In the example of this post, while the differences are probably not significant, the change from x87 accumulation has probably resulted in an apparent difference.

( and we have never discussed the accuracy of the estimates for ENTU or CR)

John

cholcom4 · ‎05-09-2012

I am happy to say that the program now works after trying a different method to Optimize it inside VS. The key seems to be related to the Inline Function Expansion, it was disabled by default "/Ob0". Using VS is better than command line and I will use VS from now on. Once I changed the Inline Function Expansion to "Any Suitable" it now functions like it did before inversion 9 now. I am not entirely sure why that seems to fix the issue. If you have any idea why that is, I would be interested to know.

cholcom4 · ‎05-10-2012

Well I was happy to soon because the problem is now back. It seems to have helped, but not completely remove the error all together. I just compiled it again on my old PC using version 9.0 and again there are no issues using version 9.0. Any advise on how I can get the composer XE to compile like version 9 to remove this error for good? Or perhaps a way to make version 9 installon windows vista?

John_Campbell · ‎05-11-2012

I'd suggest that you put some tests on the value of ENTU and CR, as they might not be initialised in the calling routine. You could try a compiler optionto initialise all variables to zero to test this possibility.
You do not know if it is Version 9 or this version that has the error.

Steven_L_Intel1 · ‎05-11-2012

I ran the program (provided privately) through Static Analysis - a feature of Intel Fortran Studio XE, and it found several uninitialized variables. These could affect results.

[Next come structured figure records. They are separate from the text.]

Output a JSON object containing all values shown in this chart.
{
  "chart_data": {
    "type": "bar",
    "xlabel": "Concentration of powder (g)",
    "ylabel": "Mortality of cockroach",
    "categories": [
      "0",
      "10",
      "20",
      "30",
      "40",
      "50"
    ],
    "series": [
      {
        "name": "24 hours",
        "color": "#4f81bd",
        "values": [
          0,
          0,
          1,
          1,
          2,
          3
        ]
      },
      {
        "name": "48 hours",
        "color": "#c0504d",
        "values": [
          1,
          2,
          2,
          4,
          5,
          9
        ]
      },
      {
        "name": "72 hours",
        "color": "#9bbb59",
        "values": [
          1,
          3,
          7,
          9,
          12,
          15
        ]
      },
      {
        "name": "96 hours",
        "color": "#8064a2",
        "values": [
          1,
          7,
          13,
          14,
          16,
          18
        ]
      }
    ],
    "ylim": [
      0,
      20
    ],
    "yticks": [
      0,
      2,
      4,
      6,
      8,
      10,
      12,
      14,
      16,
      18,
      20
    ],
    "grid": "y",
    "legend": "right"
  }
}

In H1.f90, variable COND1 is passed in a call to routine CCTRH. This is associated with dummy argument COND. COND is then used in an IF test at line 182 in S7.f90. COND1 is never assigned a valuie in the caller, so the results are unpredictable.

Similarly, dummy arguments IPR and AXI in this same routine, passed as IPR1 and AXI1 from S7.f90, are uninitialized.

At line 23 in S1.f90, LOGICAL variable DBG is passed in a call to SPINE, where the corresponding dummy argument, also named DBG, is undeclared so is implicitly REAL(4). DBG is never used in SPINE, so this is harmless, but it is still an error.

Please fix these issues and try again.